His appointment as Chairman of the Mainland Affairs Council proved somewhat controversial due to his reputation as a supporter of Taiwan independence, especially in light of the simultaneous appointment as foreign minister of former independence activist Mark Chen. Wu was the only non-Kuomintang representative of the ROC to the United States.[citation needed]

His tenure as head of TECRO lasted one year and three months.[3]

Cross-strait relations

On 11 April 2013, the ROC Cabinet approved a bill to establish a Straits Exchange Foundation (SEF) branch office in Mainland China and an Association for Relations Across the Taiwan Straits (ARATS) office in Taiwan.

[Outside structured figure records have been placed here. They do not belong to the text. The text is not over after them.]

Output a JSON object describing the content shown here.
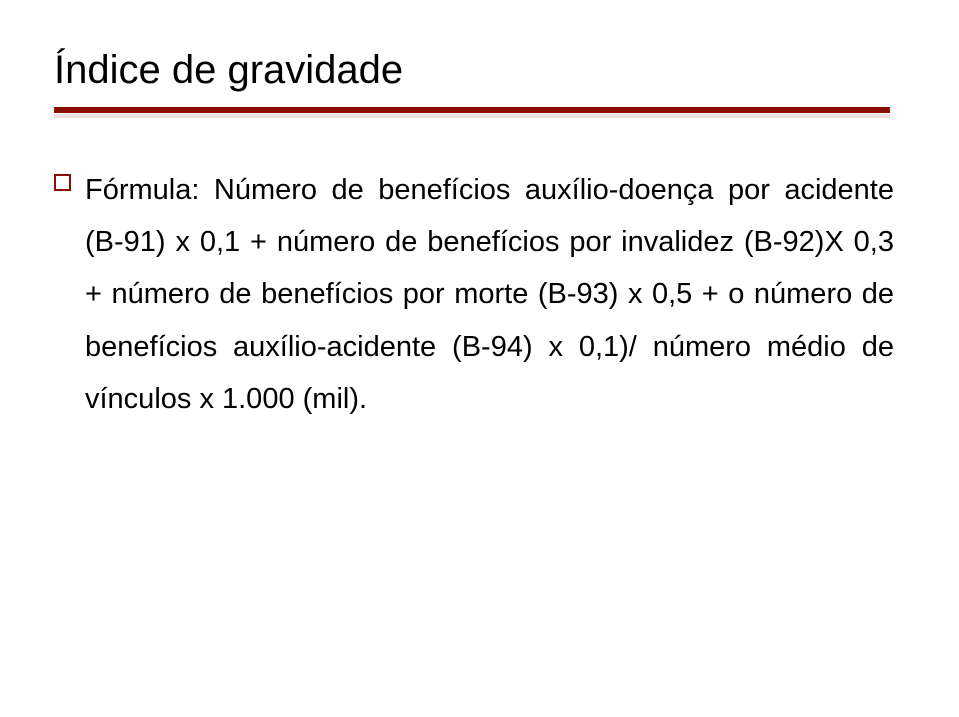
{
  "title": "Índice de gravidade",
  "bullet": {
    "text": "Fórmula: Número de benefícios auxílio-doença por acidente (B-91) x 0,1 + número de benefícios por invalidez (B-92)X 0,3 + número de benefícios por morte (B-93) x 0,5 + o número de benefícios auxílio-acidente (B-94) x 0,1)/ número médio de vínculos x 1.000 (mil)."
  },
  "colors": {
    "rule": "#8b0e04",
    "rule_shadow": "#d7c6c6",
    "text": "#000000",
    "background": "#ffffff"
  },
  "typography": {
    "title_fontsize": 40,
    "body_fontsize": 29,
    "line_height": 1.8
  }
}
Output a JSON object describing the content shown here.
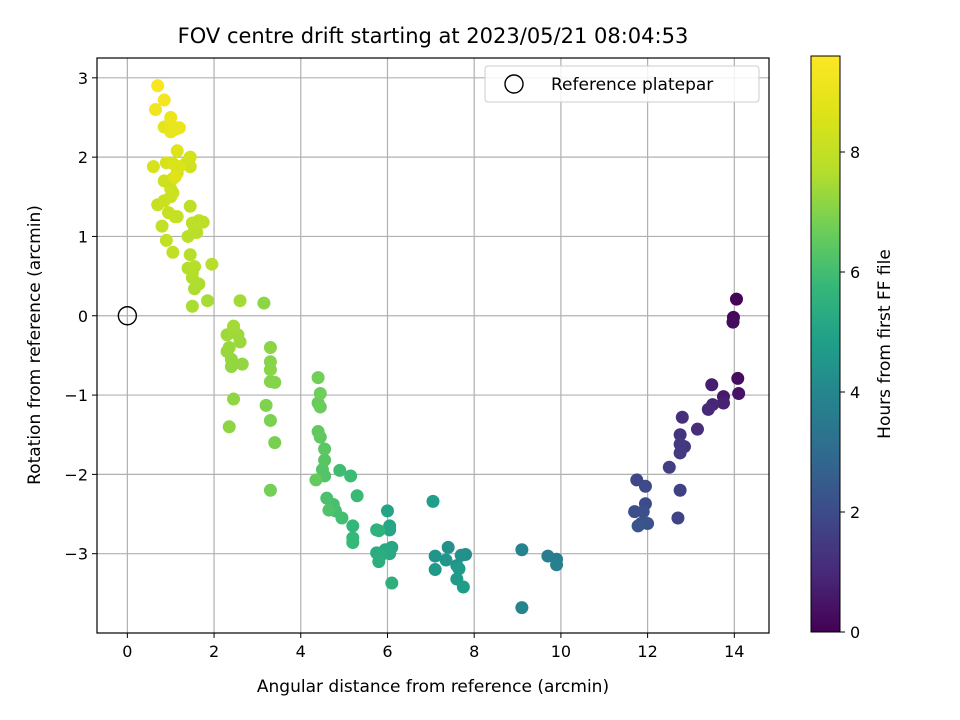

Wu - who was once the ROC Minister of Mainland Affairs Council - said that for the ARATS office to be established in Taiwan, it would need to have three prerequisites: the office should never evolve to become like the PRC Liaison Office in Hong Kong; the office's mandate must be clearly defined; and the officers must adhere to international diplomatic regulations.[4]


  1. ^ "Dr. Jaushieh Joseph Wu - Principal Officers" Check |url= value (help). Ministry of Foreign Affairs, Republic of China (Taiwan) 中華民國外交部 - 全球資訊網英文網.
  2. ^ Hsu, Jenny W. (June 22, 2008). "Chuang vows to hold hunger strike". Taipei Times. Retrieved November 6, 2016.
  3. ^ Jason Yuan places better US ties at top of priorities Taipei Times Jul 2, 2008, Page 3
  4. ^ "Ma ignoring Chinese hostility: TSU chairman". Taipei Times. May 19, 2014. Retrieved May 26, 2014.